(The Ultimate Beginner’s Guide to Making Passive Income the “Easy-Button” Way)
The Ultimate Investment Rule has to be investing in something you understand. While Multifamily Syndication is a profitable venture for large scale earners to make returns passively, at medium risks, you must understand the Real Estate Syndication World before venturing. Not to worry though, in these series, we have compiled all the basic information you should know.
“Real estate cannot be lost or stolen, nor can it be carried away. Purchased with common sense, paid for in full, and managed with reasonable care, it is about the safest investment in the world.” – Franklin D. Roosevelt
In this first series, we look at Understanding the Partners, their duties, and the Legal terms involved in Real Estate Syndication.
- Real Estate syndication is a form of crowdfunding.
- Although Syndicates had long existed before the idea of crowdfunding became widespread, but they are essentially based on the same principles, that is, a Syndicator who is also known as a Sponsor who finds and acquires a real estate (physical properties), and other Investors who own a percentage of the real estate as a result of investing a certain percentage of the value. Investors are passive earners who are not usually involved in the day-to-day running or management of the acquired property.
- Usually, the Investors provide most of the equity, in most cases, this is around 70-90% of the equity capital, while Syndicator invests around 10-30%, quite understandably. Since Investors are passive earners, Syndicators do most of the business and ‘on-site’ work. They spend their time, resources, and much of their reputation, nevertheless, you should invest in a prospect where the Syndicator has about 15-25% of the stakes, to ensure his ‘skin is in the game’.
- Syndicates may or may not have direct access or relationships with Investors. In cases where they do not, the ‘middleman’ role is done by Joint Ventures or Equity Partners who normally have a large database of investors from which they can source.
- For the past two decades, the Real Estate has consistently outperformed the Stock Market in backend profits and safety risks, it is safe to say that Real Estate is twice as safe; but, like any other business, there are no guarantees.
- At the end of a successful deal, the Syndicator is compensated for the resource and time put into the project, and the Investors are also compensated with more cash in returns.
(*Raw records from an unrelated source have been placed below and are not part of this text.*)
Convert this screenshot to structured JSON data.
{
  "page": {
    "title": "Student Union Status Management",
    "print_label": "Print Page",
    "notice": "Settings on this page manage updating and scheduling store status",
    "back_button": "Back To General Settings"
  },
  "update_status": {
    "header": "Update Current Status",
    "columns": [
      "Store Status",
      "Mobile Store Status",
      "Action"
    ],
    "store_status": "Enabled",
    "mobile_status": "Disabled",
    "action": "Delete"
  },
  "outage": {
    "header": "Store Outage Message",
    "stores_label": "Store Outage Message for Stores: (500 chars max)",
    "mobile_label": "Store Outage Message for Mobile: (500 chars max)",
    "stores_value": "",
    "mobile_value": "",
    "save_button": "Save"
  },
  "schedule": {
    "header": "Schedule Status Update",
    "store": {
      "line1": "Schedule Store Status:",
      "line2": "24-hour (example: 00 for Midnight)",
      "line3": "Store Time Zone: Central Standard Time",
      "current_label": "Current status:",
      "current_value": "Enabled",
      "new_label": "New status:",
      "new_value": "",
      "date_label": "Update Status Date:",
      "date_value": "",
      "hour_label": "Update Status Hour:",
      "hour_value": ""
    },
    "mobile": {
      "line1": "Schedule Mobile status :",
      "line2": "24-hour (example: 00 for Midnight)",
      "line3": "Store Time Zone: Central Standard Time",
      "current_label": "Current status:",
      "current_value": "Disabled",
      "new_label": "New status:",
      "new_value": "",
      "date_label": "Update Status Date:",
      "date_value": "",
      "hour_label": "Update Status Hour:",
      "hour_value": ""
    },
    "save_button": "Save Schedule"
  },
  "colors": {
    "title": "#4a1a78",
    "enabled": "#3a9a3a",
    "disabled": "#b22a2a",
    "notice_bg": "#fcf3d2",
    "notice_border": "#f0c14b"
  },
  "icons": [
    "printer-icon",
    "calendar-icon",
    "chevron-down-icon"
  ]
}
- It is very important to always check the legal terms of a Real Estate Syndications before venturing, as this is as important as the business itself. Legally, these syndications operate as private equity or venture capital in which case you are equity partners or a member of a joint venture respectively.
- The Agreement is usually a Limited Liability Company (LLC), or sometimes a Limited Partnership (LP). This legal entity covers both parties in the event of a downturn. The Syndicator who is the General Partner, who usually has the rights (access) to the funds, and the Sponsors, who usually have voting rights.
- The Syndicator is usually ‘entitled’ to an Upfront compensation or profit of the deal (for all his hard work in securing the deal), the fee – a call and acquisition fee – is just about 1% of the deal, this fee is usually negotiable between both parties, it may be slightly more or less (0.5% – 5 %) on a case-by-case basis.
- The returns of the Deal are split in percentages which we shall look at in the next series, as well as the Financial ‘nitty-gritty’ of Real Estate Syndication.
Disclaimer: The views and opinions expressed in this blog are provided for informational purposes only, and should not be interpreted as an offer to buy or sell any investment or course of action.